I was really offended. Later, when his wife tried to tell me I was too judgmental for her friendship anymore, I couldn't help but feel so incredibly misunderstood. (Ironically, she also told me she didn't believe in bisexuality and found it difficult to believe my blond bombshell of a co-worker had a master's degree. Ok. Whatever.) Still, I never really stopped to think about judgment he'd encountered earlier in his life in the name of my religion. Maybe I had judged them, but didn't they do the same to me?

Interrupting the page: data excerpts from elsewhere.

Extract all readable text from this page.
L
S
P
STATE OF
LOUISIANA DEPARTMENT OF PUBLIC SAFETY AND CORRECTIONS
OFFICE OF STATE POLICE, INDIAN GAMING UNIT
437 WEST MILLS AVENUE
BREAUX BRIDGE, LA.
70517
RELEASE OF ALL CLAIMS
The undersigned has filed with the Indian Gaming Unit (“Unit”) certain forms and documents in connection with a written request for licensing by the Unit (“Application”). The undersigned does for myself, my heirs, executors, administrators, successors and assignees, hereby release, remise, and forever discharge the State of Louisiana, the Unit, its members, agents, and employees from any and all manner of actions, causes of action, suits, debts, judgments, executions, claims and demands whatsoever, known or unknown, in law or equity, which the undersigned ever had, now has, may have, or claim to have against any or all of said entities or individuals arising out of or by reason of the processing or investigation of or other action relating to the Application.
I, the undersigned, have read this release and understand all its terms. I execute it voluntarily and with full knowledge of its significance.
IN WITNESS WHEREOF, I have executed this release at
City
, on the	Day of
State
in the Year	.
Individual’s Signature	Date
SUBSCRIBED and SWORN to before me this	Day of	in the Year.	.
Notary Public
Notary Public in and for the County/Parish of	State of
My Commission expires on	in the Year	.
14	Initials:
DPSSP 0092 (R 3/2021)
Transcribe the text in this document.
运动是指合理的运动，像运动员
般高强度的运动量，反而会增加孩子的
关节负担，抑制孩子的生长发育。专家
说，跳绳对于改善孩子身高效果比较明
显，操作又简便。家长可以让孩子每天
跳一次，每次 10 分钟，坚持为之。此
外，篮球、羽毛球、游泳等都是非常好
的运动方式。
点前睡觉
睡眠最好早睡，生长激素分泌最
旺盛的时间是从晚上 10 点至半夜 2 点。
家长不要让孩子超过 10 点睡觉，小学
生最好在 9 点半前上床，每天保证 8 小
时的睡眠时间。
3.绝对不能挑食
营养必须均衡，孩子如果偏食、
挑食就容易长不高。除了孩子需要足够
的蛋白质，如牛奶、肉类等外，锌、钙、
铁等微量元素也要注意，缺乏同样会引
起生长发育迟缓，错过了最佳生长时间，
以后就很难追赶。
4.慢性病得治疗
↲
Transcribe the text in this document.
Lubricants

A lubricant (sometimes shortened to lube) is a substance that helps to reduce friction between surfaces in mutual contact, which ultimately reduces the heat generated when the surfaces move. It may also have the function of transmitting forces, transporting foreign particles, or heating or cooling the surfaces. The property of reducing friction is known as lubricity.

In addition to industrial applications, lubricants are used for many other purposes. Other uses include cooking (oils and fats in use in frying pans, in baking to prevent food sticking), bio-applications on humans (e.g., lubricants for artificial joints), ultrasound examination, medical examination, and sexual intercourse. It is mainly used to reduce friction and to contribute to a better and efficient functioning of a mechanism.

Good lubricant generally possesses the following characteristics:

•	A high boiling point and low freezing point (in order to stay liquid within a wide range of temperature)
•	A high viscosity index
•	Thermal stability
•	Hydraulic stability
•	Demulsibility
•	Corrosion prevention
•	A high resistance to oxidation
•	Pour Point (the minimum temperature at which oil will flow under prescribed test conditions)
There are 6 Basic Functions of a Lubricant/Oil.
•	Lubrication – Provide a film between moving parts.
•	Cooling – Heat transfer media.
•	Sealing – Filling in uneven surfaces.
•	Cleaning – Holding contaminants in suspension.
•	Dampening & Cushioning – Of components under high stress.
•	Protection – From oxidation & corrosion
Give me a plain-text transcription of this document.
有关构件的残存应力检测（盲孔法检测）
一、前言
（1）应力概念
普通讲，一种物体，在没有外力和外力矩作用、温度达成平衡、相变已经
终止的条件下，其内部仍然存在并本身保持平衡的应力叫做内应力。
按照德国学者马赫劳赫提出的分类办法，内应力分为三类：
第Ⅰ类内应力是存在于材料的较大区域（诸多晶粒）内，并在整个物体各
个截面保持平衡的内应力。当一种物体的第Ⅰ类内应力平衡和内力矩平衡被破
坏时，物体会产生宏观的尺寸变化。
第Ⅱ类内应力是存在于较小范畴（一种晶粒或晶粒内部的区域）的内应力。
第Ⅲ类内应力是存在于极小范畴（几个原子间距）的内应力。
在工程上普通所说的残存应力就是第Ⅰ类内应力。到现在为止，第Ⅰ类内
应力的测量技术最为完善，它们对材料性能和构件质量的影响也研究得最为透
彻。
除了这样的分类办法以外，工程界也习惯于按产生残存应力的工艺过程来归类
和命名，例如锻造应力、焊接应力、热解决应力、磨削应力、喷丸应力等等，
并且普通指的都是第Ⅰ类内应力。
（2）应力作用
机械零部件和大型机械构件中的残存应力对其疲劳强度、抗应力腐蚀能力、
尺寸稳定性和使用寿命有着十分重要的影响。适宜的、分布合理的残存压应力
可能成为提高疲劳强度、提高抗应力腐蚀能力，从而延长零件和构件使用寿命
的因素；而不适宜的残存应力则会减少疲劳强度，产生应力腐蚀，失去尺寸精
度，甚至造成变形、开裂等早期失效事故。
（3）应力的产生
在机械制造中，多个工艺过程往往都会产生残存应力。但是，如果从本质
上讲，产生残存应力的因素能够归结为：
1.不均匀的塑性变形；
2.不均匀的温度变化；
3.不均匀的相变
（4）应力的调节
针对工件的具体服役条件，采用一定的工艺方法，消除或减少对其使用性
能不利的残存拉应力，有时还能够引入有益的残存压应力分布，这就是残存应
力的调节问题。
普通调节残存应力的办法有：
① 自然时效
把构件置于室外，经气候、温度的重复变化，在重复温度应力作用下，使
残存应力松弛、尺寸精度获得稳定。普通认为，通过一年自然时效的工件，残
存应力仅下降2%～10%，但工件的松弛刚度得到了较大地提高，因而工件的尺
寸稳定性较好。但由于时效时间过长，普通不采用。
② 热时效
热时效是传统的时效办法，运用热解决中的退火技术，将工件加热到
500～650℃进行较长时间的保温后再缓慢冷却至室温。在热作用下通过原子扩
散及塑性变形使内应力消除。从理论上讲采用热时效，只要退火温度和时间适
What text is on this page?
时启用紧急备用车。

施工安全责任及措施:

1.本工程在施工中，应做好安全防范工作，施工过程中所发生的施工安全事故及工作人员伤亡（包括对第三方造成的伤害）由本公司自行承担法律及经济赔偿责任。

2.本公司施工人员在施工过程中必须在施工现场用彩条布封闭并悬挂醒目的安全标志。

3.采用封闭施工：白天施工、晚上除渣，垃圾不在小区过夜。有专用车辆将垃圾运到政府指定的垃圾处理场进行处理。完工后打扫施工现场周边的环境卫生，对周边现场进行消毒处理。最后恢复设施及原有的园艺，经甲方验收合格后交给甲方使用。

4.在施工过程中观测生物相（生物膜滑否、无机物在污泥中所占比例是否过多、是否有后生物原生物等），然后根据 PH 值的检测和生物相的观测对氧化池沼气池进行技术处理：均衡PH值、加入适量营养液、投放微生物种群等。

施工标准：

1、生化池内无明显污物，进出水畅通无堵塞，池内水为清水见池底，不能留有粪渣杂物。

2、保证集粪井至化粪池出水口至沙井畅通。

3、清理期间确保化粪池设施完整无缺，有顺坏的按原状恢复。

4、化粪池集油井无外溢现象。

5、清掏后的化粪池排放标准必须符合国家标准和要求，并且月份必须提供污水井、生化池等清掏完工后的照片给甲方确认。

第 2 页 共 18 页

I just wish having faith didn't automatically group me in the same category as the pipe-bomb people. My faith in God tells me to love people, to forgive people, to always do what is right and to know that God will forgive me if I do something wrong. My faith tells me that God could care less about tattoos, dancing, body piercings, or alcohol and more about helping your neighbor. My faith tells me that God would want anyone, ANYONE who is in love to get married, or be ordained, or adopt a child. I'm not perfect, I don't claim to be. But I'm motivated by my faith to try and be a good person who loves and accepts others.
I know others say and do heinous things in the name of my same faith. I can't help that. I can't force people to believe the same things as me and I will never, ever do that.
However, I will continue to try and let my actions speak for themselves - to let people see that a girl who loves Jesus can also love really expensive vodka and gay people. One day, maybe that will be the new definition of "super-religious."
Saturday, December 12, 2009
My principal's secretary asked for a picture of myself to put on the bulletin board for "Teacher of the Year." Luckily, I had one on my work computer that I used for the yearbook. Click, print.
I love this picture! I look super cute! I get compliments on this picture all the time. Ironically, it's the same one I use for my blogger profile.
Maybe I'm a narcissist who only ever looked at herself in the photograph, but I didn't realize the one thing I'm holding in the picture could be so misconstrued. My students selected this picture for the yearbook. I'm not that mean teacher they want to prank. They looked at the picture and said, "Oh! You're on the merry-go-round!" The girls all said, "You look so pretty in this picture!" Hello, Approval.
Well, some people noticed the interesting detail. One of which happened to be my principal. He took one look at the picture and said, "She's on the pole!"
In the office. In front of everyone.
Then, he very kindly asked me about it at the Christmas party.
"What's this with the stripper picture Ms. L?"
Protesting immediately, I tried every tactic. Nothing worked.
"But I'm wearing my granny shawl in that picture!"
"And nothing under that shawl I assume?"
"No! I was on the merry go-round!"
"I bet it was a merry time for some people who go round."
"It's not like that! I was at a fundraiser!"
"I'll bet you raised more than funds that night."
It was all in good fun. It was also quite possibly the most embarrassing conversation I've ever had with a superior. Not to mention, this is the picture I used in the yearbook and the same picture I sent downtown with my Teacher of the Year application packet.
I think I am a permanent shade of red.